According to the plaintiffs — four of the patients who claim to have experienced undue suffering while waiting for medical attention — the Medicare Protection Act violates individual rights established in the Canadian Charter of Rights and Freedoms. Their filed lawsuit argues that the Act “prevents or severely limits the development and availability of private health care to ordinary British Columbians,” and “impedes the ability of ordinary British Columbians to access health care of a reasonable standard within a reasonable time.”
Moreover, they argue that “the provisions of the Act that prohibit and restrict reasonable access to medical care are unnecessary or are inconsistent” with its purpose, “are prejudicial to a majority of British Columbians, and fail to take into account the actual needs and circumstances of people with health conditions who are not Preferred Beneficiaries.”

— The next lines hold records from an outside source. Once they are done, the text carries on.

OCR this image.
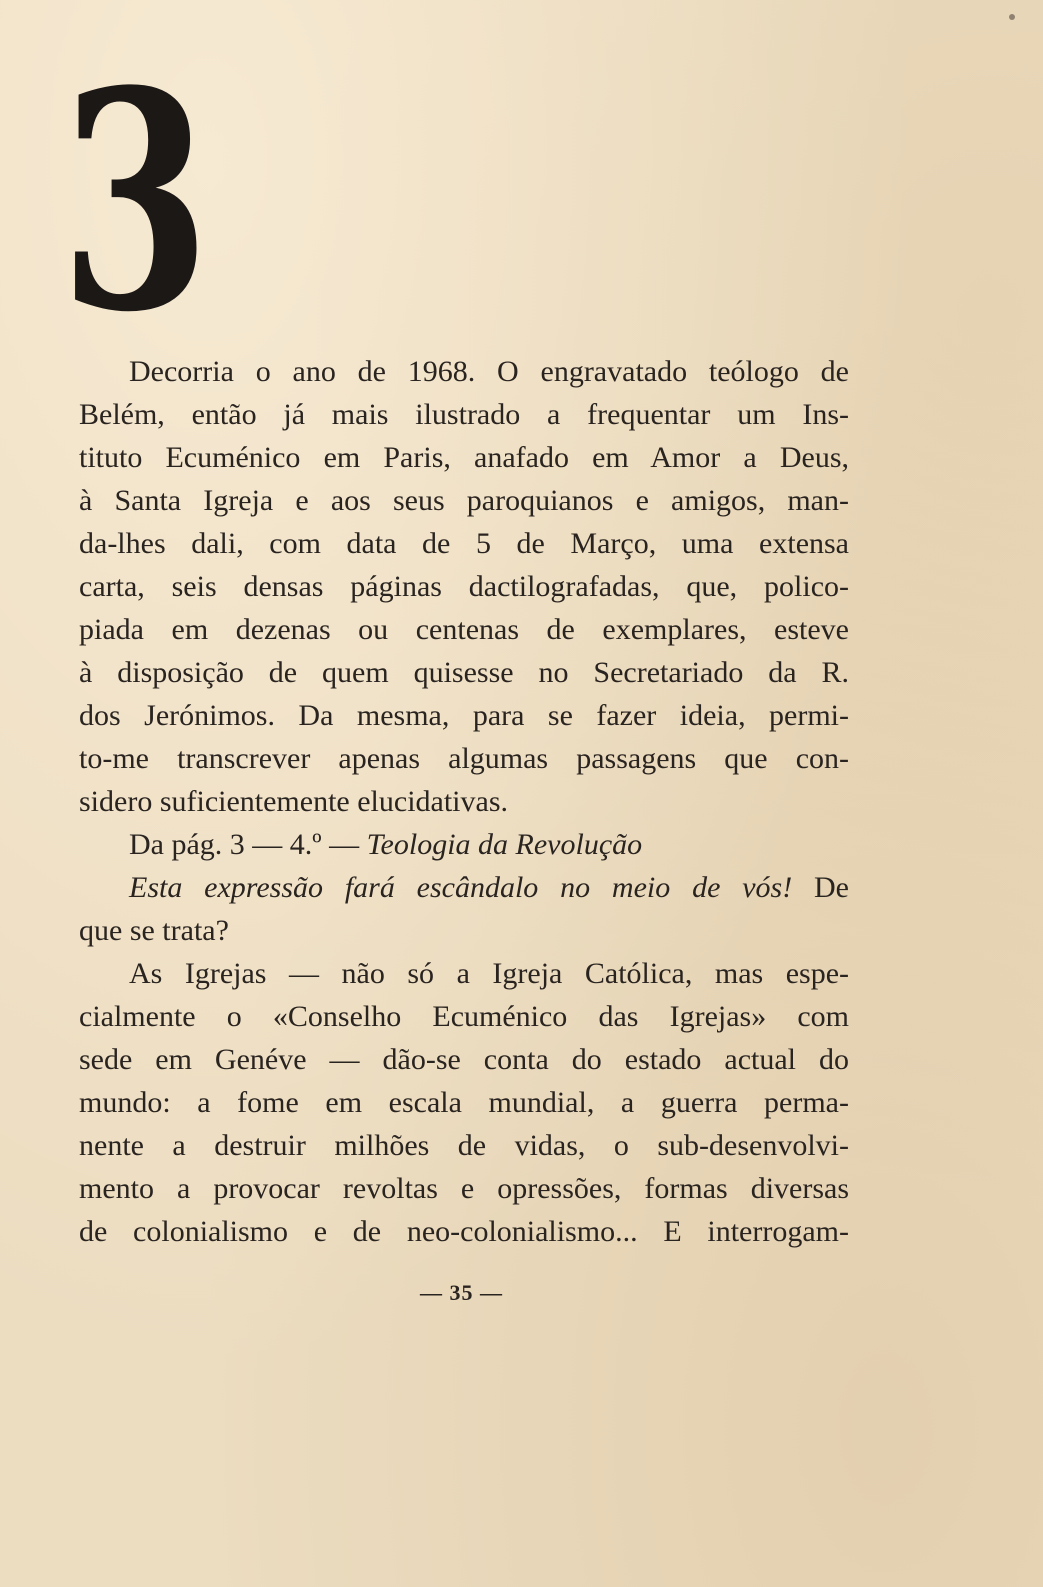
3
Decorria o ano de 1968. O engravatado teólogo de
Belém, então já mais ilustrado a frequentar um Ins-
tituto Ecuménico em Paris, anafado em Amor a Deus,
à Santa Igreja e aos seus paroquianos e amigos, man-
da-lhes dali, com data de 5 de Março, uma extensa
carta, seis densas páginas dactilografadas, que, polico-
piada em dezenas ou centenas de exemplares, esteve
à disposição de quem quisesse no Secretariado da R.
dos Jerónimos. Da mesma, para se fazer ideia, permi-
to-me transcrever apenas algumas passagens que con-
sidero suficientemente elucidativas.
Da pág. 3 — 4.º — Teologia da Revolução
Esta expressão fará escândalo no meio de vós! De
que se trata?
As Igrejas — não só a Igreja Católica, mas espe-
cialmente o «Conselho Ecuménico das Igrejas» com
sede em Genéve — dão-se conta do estado actual do
mundo: a fome em escala mundial, a guerra perma-
nente a destruir milhões de vidas, o sub-desenvolvi-
mento a provocar revoltas e opressões, formas diversas
de colonialismo e de neo-colonialismo... E interrogam-
— 35 —
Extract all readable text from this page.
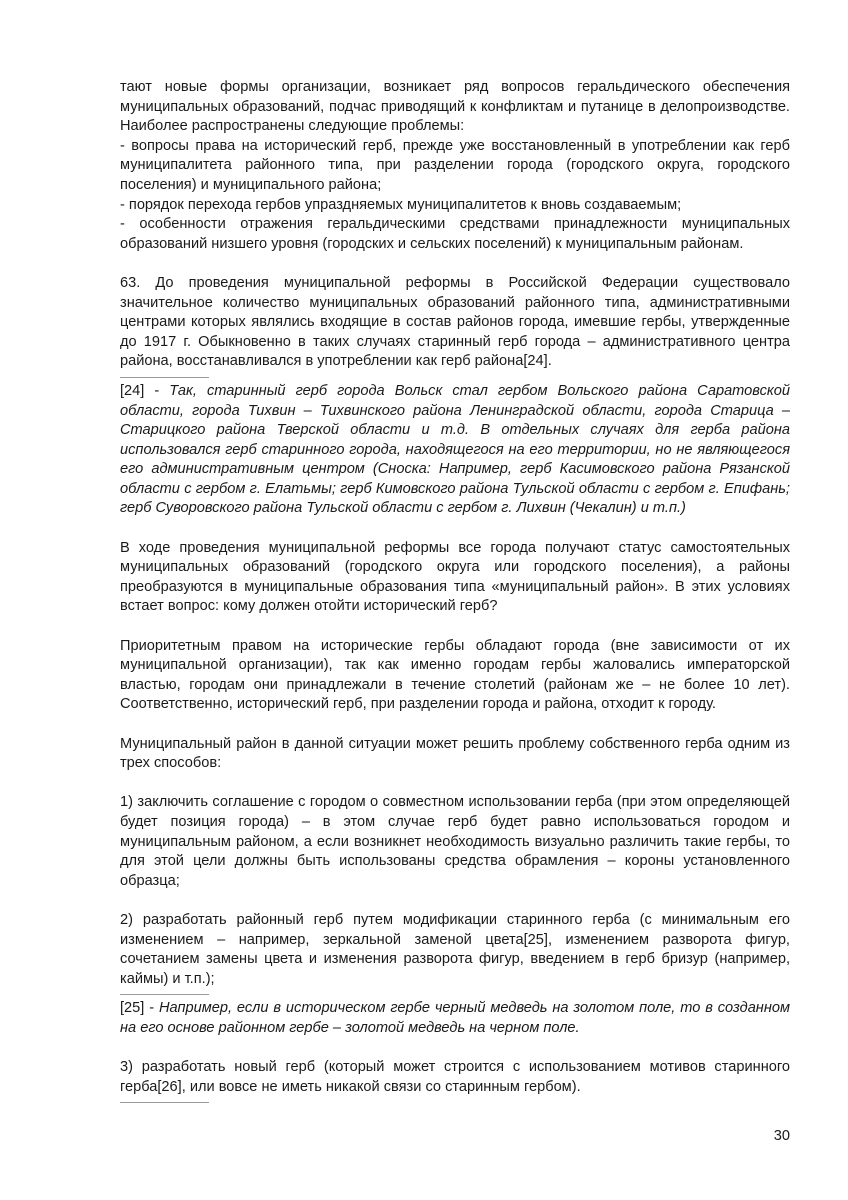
тают новые формы организации, возникает ряд вопросов геральдического обеспечения муниципальных образований, подчас приводящий к конфликтам и путанице в делопроизводстве. Наиболее распространены следующие проблемы:

- вопросы права на исторический герб, прежде уже восстановленный в употреблении как герб муниципалитета районного типа, при разделении города (городского округа, городского поселения) и муниципального района;

- порядок перехода гербов упраздняемых муниципалитетов к вновь создаваемым;

- особенности отражения геральдическими средствами принадлежности муниципальных образований низшего уровня (городских и сельских поселений) к муниципальным районам.

63. До проведения муниципальной реформы в Российской Федерации существовало значительное количество муниципальных образований районного типа, административными центрами которых являлись входящие в состав районов города, имевшие гербы, утвержденные до 1917 г. Обыкновенно в таких случаях старинный герб города – административного центра района, восстанавливался в употреблении как герб района[24].

[24] - Так, старинный герб города Вольск стал гербом Вольского района Саратовской области, города Тихвин – Тихвинского района Ленинградской области, города Старица – Старицкого района Тверской области и т.д. В отдельных случаях для герба района использовался герб старинного города, находящегося на его территории, но не являющегося его административным центром (Сноска: Например, герб Касимовского района Рязанской области с гербом г. Елатьмы; герб Кимовского района Тульской области с гербом г. Епифань; герб Суворовского района Тульской области с гербом г. Лихвин (Чекалин) и т.п.)

В ходе проведения муниципальной реформы все города получают статус самостоятельных муниципальных образований (городского округа или городского поселения), а районы преобразуются в муниципальные образования типа «муниципальный район». В этих условиях встает вопрос: кому должен отойти исторический герб?

Приоритетным правом на исторические гербы обладают города (вне зависимости от их муниципальной организации), так как именно городам гербы жаловались императорской властью, городам они принадлежали в течение столетий (районам же – не более 10 лет). Соответственно, исторический герб, при разделении города и района, отходит к городу.

Муниципальный район в данной ситуации может решить проблему собственного герба одним из трех способов:

1) заключить соглашение с городом о совместном использовании герба (при этом определяющей будет позиция города) – в этом случае герб будет равно использоваться городом и муниципальным районом, а если возникнет необходимость визуально различить такие гербы, то для этой цели должны быть использованы средства обрамления – короны установленного образца;

2) разработать районный герб путем модификации старинного герба (с минимальным его изменением – например, зеркальной заменой цвета[25], изменением разворота фигур, сочетанием замены цвета и изменения разворота фигур, введением в герб бризур (например, каймы) и т.п.);

[25] - Например, если в историческом гербе черный медведь на золотом поле, то в созданном на его основе районном гербе – золотой медведь на черном поле.

3) разработать новый герб (который может строится с использованием мотивов старинного герба[26], или вовсе не иметь никакой связи со старинным гербом).

30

The lawsuit is directed against the Medical Services Commission, the Minister of Health Services, and the British Columbia attorney general. It was originally launched by Day in 2009, and later amended in 2012, after Khalfallah, Chiavatti, Corrado, and Martens joined as plaintiffs.
The complainants expect that the Court will take into account the precedent set by the 2005 landmark case Chaoulli v Quebec, in which the Supreme Court of Canada ruled Quebec’s ban on private insurance for hospital and physician services to be unconstitutional.
In an interview with the Vancouver Sun, Day said that the basic issue of the complaint is to determine whether “the government has to right to offer timely health care, not deliver it, and then deny citizens’ right to access that health care for themselves.”
“What’s right is to look at the system, evaluate it in the light of other world systems, and recognize that it is morally and ethically wrong to force people to wait,” he argued.
“We are the only country on earth that has laws that say that a citizen cannot look after their own bodies using their own resources if the government won’t provide those resources,” Day added.
Civil-Society Groups Back Challenge
Several civil-society organizations have lent their support to the legal initiative. The Canadian Constitution Foundation (CCF) has publicly announced that it will be present in Vancouver on March 2 when the Court is set to begin proceedings. The Alberta-based foundation has hailed Day’s lawsuit as a “historic challenge to the legality of forcing Canadians to languish on government health care waiting lists.”
“We’re supporting this case because we believe the ban on access to care outside the government system violates the Charter-protected rights to life, liberty, and security of the person,” asserted Marni Soupcoff, the CCF’s executive director.
On the contrary, representatives of organizations such as the British Columbia Health Coalition, British Columbia Friends of Medicare Society, and Canadian Doctors for Medicare are expected to argue against free access to private health care for those already enrolled on state programs.
Danielle Martin, a founder of Canadian Doctors for Medicare — who rose to online prominence after defending Canada’s health system before the US Senate in March 2014 — is also likely to be a stiff opponent of Day’s bill.
“In my view, it’s the biggest threat to medicare in this generation, and we need to do everything we can to protect our health system from the damage that its outcome could set in motion,” she said in April 2014.
Growing Delays
Long waiting times in Canada’s health-care system are not a recent issue.
In 2013, the Fraser Institute, a liberal think tank based in Vancouver, reported that the total wait time between referral from a general practitioner and receipt of treatment was 18.2 weeks, one more week than in 2012.
The organization found no improvement in the delays in a 2014 report.
Edited by Laurie Blair.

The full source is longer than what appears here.